Friday, June 18, 2010

China Mountain Zhang

by Maureen McHugh, 310 pages

Very engaging, great piece of sociology in here. Has the courage of convictions to imagine a Chinese-dominated America as plausible extrapolation rather than just a red scare, and delivers a lot of great concepts in the interplay of history, ideology, science and acceptance. Basically it’s a story about outsiders, those that because of identity are excluded from main conventions in some way (homosexual, racial minority, physically disfigured). It becomes a story about how prejudice and social pressures operate in a world different than the present, but certainly with a lot of parallels.
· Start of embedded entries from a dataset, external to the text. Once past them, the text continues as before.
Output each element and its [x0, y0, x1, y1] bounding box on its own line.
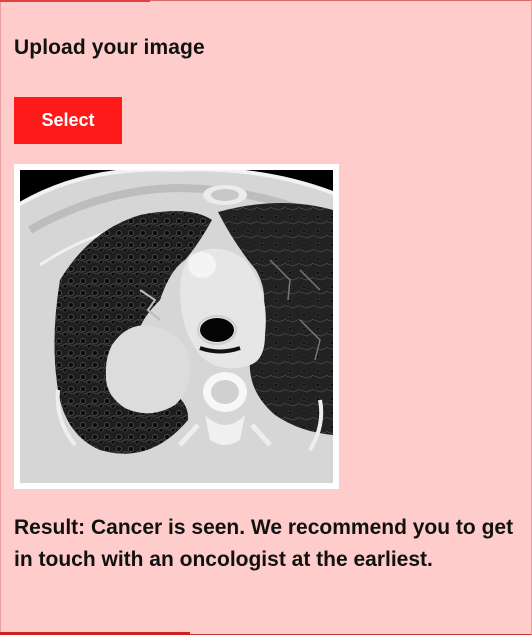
select-image-button[interactable]: Select [14, 97, 122, 144]
top-accent-line [0, 0, 150, 2]
upload-title: Upload your image [14, 36, 205, 59]
uploaded-image-card [14, 164, 339, 489]
result-text: Result: Cancer is seen. We recommend you… [14, 516, 514, 571]
ct-scan-image [20, 170, 333, 483]
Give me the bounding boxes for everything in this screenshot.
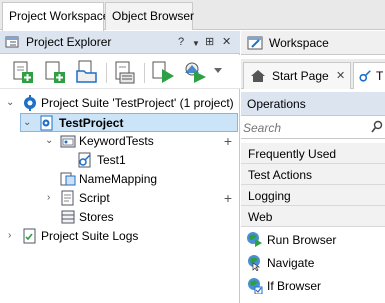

A kind of soft-politics model, reminded me a lot of parts of the Mars Trilogy, with a much briefer and tighter focus, and with the formal argumentation aspects toned down. Very much about the working out of history, showing a wide-ranging environment with social forces that ended things up in a particular place, and the struggle of different characters to figure out the context. Notably here there may not be any right answers, and the ability of people to move beyond the surface into wider complexities is not absolute. It also reminded me of River of Gods, with multiple viewpoints, a rich and non-exoticized non-Western setting, and new tech alongside character archetypes. There are also patterns of success unique to McHugh, especially in showing hybrid identity effectively--the dominant protagonist as "passing for Chinese" and homosexual, an outsider not directly identifiable as such. That whole narrative strand and the reflections in the forced commune are at the strengths of the book, making it one of the more thoughtful pieces of science fiction I've encountered of late.
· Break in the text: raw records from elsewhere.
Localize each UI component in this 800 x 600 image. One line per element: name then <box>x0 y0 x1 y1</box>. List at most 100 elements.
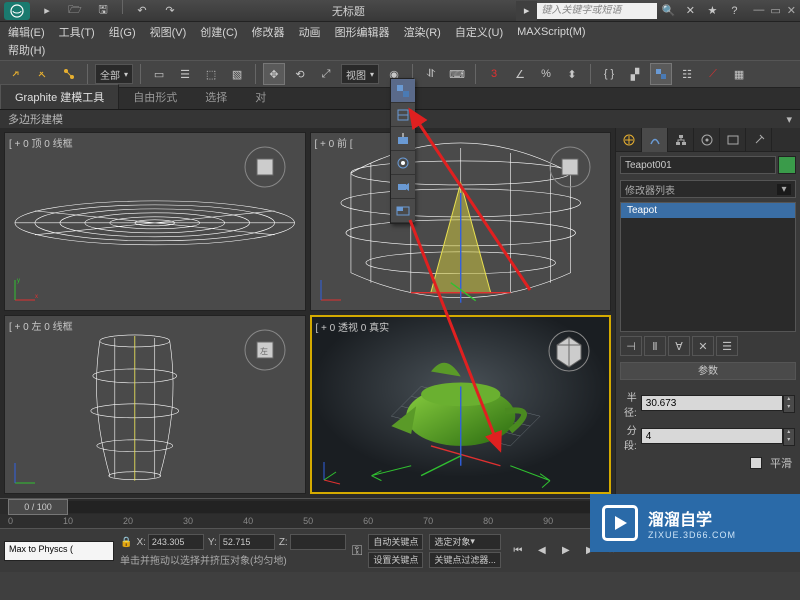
menu-customize[interactable]: 自定义(U) <box>455 24 503 40</box>
configure-sets-icon[interactable]: ☰ <box>716 336 738 356</box>
smooth-checkbox[interactable] <box>750 457 762 469</box>
comm-center-icon[interactable]: ✕ <box>679 0 701 22</box>
layers-icon[interactable]: ☷ <box>676 63 698 85</box>
coord-x-input[interactable] <box>148 534 204 550</box>
link-icon[interactable] <box>6 63 28 85</box>
align-view-icon[interactable] <box>391 199 415 223</box>
unlink-icon[interactable] <box>32 63 54 85</box>
minimize-icon[interactable]: — <box>753 4 764 17</box>
close-icon[interactable]: ✕ <box>787 4 796 17</box>
menu-rendering[interactable]: 渲染(R) <box>404 24 441 40</box>
tab-graphite[interactable]: Graphite 建模工具 <box>0 84 119 109</box>
select-scale-icon[interactable]: ⤢ <box>315 63 337 85</box>
object-color-swatch[interactable] <box>778 156 796 174</box>
viewcube-icon[interactable]: 左 <box>243 328 287 372</box>
cmd-motion-icon[interactable] <box>694 128 720 152</box>
stack-item-teapot[interactable]: Teapot <box>621 203 795 218</box>
curve-editor-icon[interactable]: ⟋ <box>702 63 724 85</box>
window-crossing-icon[interactable]: ▧ <box>226 63 248 85</box>
menu-create[interactable]: 创建(C) <box>200 24 237 40</box>
autokey-button[interactable]: 自动关键点 <box>368 534 423 550</box>
remove-modifier-icon[interactable]: ✕ <box>692 336 714 356</box>
menu-animation[interactable]: 动画 <box>299 24 321 40</box>
menu-help[interactable]: 帮助(H) <box>8 45 45 57</box>
keyboard-shortcut-icon[interactable]: ⌨ <box>446 63 468 85</box>
menu-edit[interactable]: 编辑(E) <box>8 24 45 40</box>
viewcube-icon[interactable] <box>548 145 592 189</box>
goto-start-icon[interactable]: ⏮ <box>507 540 529 562</box>
play-icon[interactable]: ▶ <box>555 540 577 562</box>
radius-spinner[interactable]: ▴▾ <box>783 395 795 413</box>
align-tool-icon[interactable] <box>391 79 415 103</box>
menu-views[interactable]: 视图(V) <box>150 24 187 40</box>
tab-object[interactable]: 对 <box>241 85 280 109</box>
pin-stack-icon[interactable]: ⊣ <box>620 336 642 356</box>
key-icon[interactable]: ⚿ <box>352 542 363 559</box>
named-selset-icon[interactable]: { } <box>598 63 620 85</box>
menu-grapheditors[interactable]: 图形编辑器 <box>335 24 390 40</box>
redo-icon[interactable]: ↷ <box>159 0 181 22</box>
menu-maxscript[interactable]: MAXScript(M) <box>517 26 585 38</box>
manipulate-icon[interactable]: ⥯ <box>420 63 442 85</box>
menu-modifiers[interactable]: 修改器 <box>252 24 285 40</box>
segments-spinner[interactable]: ▴▾ <box>783 428 795 446</box>
undo-icon[interactable]: ↶ <box>131 0 153 22</box>
show-end-result-icon[interactable]: Ⅱ <box>644 336 666 356</box>
open-icon[interactable]: 🗁 <box>64 0 86 22</box>
keyfilters-button[interactable]: 关键点过滤器... <box>429 552 501 568</box>
menu-group[interactable]: 组(G) <box>109 24 136 40</box>
selection-filter-dropdown[interactable]: 全部▾ <box>95 64 133 84</box>
viewport-front[interactable]: [ + 0 前 [ <box>310 132 612 311</box>
coord-z-input[interactable] <box>290 534 346 550</box>
viewcube-icon[interactable] <box>547 329 591 373</box>
schematic-icon[interactable]: ▦ <box>728 63 750 85</box>
rollout-parameters[interactable]: 参数 <box>620 362 796 380</box>
binoculars-icon[interactable]: 🔍 <box>657 0 679 22</box>
select-region-icon[interactable]: ⬚ <box>200 63 222 85</box>
align-icon[interactable] <box>650 63 672 85</box>
ref-coord-dropdown[interactable]: 视图▾ <box>341 64 379 84</box>
normal-align-icon[interactable] <box>391 127 415 151</box>
keymode-dropdown[interactable]: 选定对象 ▾ <box>429 534 501 550</box>
lock-selection-icon[interactable]: 🔒 <box>120 537 132 548</box>
viewcube-icon[interactable] <box>243 145 287 189</box>
new-icon[interactable]: ▸ <box>36 0 58 22</box>
spinner-snap-icon[interactable]: ⬍ <box>561 63 583 85</box>
maxscript-listener[interactable]: Max to Physcs ( <box>4 541 114 561</box>
select-move-icon[interactable]: ✥ <box>263 63 285 85</box>
radius-input[interactable] <box>641 395 783 411</box>
cmd-utilities-icon[interactable] <box>746 128 772 152</box>
viewport-left[interactable]: [ + 0 左 0 线框 左 <box>4 315 306 494</box>
tab-selection[interactable]: 选择 <box>191 85 241 109</box>
select-icon[interactable]: ▭ <box>148 63 170 85</box>
align-camera-icon[interactable] <box>391 175 415 199</box>
search-input[interactable]: 键入关键字或短语 <box>537 3 657 19</box>
angle-snap-icon[interactable]: ∠ <box>509 63 531 85</box>
place-highlight-icon[interactable] <box>391 151 415 175</box>
bind-icon[interactable] <box>58 63 80 85</box>
percent-snap-icon[interactable]: % <box>535 63 557 85</box>
prev-frame-icon[interactable]: ◀ <box>531 540 553 562</box>
make-unique-icon[interactable]: ∀ <box>668 336 690 356</box>
coord-y-input[interactable] <box>219 534 275 550</box>
time-slider[interactable]: 0 / 100 <box>8 499 68 515</box>
cmd-create-icon[interactable] <box>616 128 642 152</box>
object-name-input[interactable] <box>620 156 776 174</box>
mirror-icon[interactable]: ▞ <box>624 63 646 85</box>
viewport-perspective[interactable]: [ + 0 透视 0 真实 <box>310 315 612 494</box>
maximize-icon[interactable]: ▭ <box>770 4 780 17</box>
setkey-button[interactable]: 设置关键点 <box>368 552 423 568</box>
select-rotate-icon[interactable]: ⟲ <box>289 63 311 85</box>
tab-freeform[interactable]: 自由形式 <box>119 85 191 109</box>
segments-input[interactable] <box>641 428 783 444</box>
cmd-hierarchy-icon[interactable] <box>668 128 694 152</box>
viewport-top[interactable]: [ + 0 顶 0 线框 xy <box>4 132 306 311</box>
menu-tools[interactable]: 工具(T) <box>59 24 95 40</box>
help-icon[interactable]: ? <box>723 0 745 22</box>
select-name-icon[interactable]: ☰ <box>174 63 196 85</box>
quick-align-icon[interactable] <box>391 103 415 127</box>
snap-toggle-icon[interactable]: 3 <box>483 63 505 85</box>
modifier-stack[interactable]: Teapot <box>620 202 796 332</box>
modifier-list-dropdown[interactable]: 修改器列表▾ <box>620 180 796 198</box>
favorites-icon[interactable]: ★ <box>701 0 723 22</box>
Looking at the records, it seems this was nominated for a Hugo in 1993, but lost out to a Fire Upon the Deep/Doomsday Book tie. I'd say Vinge's piece should have been the winner for that year (without Willis' accompanying, needless to say) but McHugh's is almost as significant a contribution. It’s the type of book that really shows how categories of excellence in science fiction don’t need to be mutually exclusive, that one can have complex, well imagined technical detail and great characterization and a rich future environment that’s not merely a reinvention of the current geopolitical status quo. Beyond doing all these constituent elements quite well (which they are) it’s MucHugh’s blending of alls these into a compelling story that really make her work stand out. It’s subtle, it’s intense, it’s thoughtful. It’s also depressing at times, when it shows the very difficult fates that trap people we’ve grown to care about, linked to pressures too wide to really overturn. Still, on the whole the book is too complex and human to be really bleak, providing a level of understanding into the processes that makes even the harsher elements have a kind of historical context. It’s not hugely optimistic but neither is it revelling in despair, it feels like all good literature like it has things of value to teach. As well there are a lot of very specific character moments that feel true to the invented personalities, and that add a level of intimacy in approaching the larger world.

Better than: Air by Geoff Ryman
Worse than: Lavinia by Ursula K. Le Guin. And, as the title of the blog and my specific review of Le Guin’s book indicate, when I’m making of point of indicating something is less quality to Lavinia, that generally menas it’s very high quality indeed.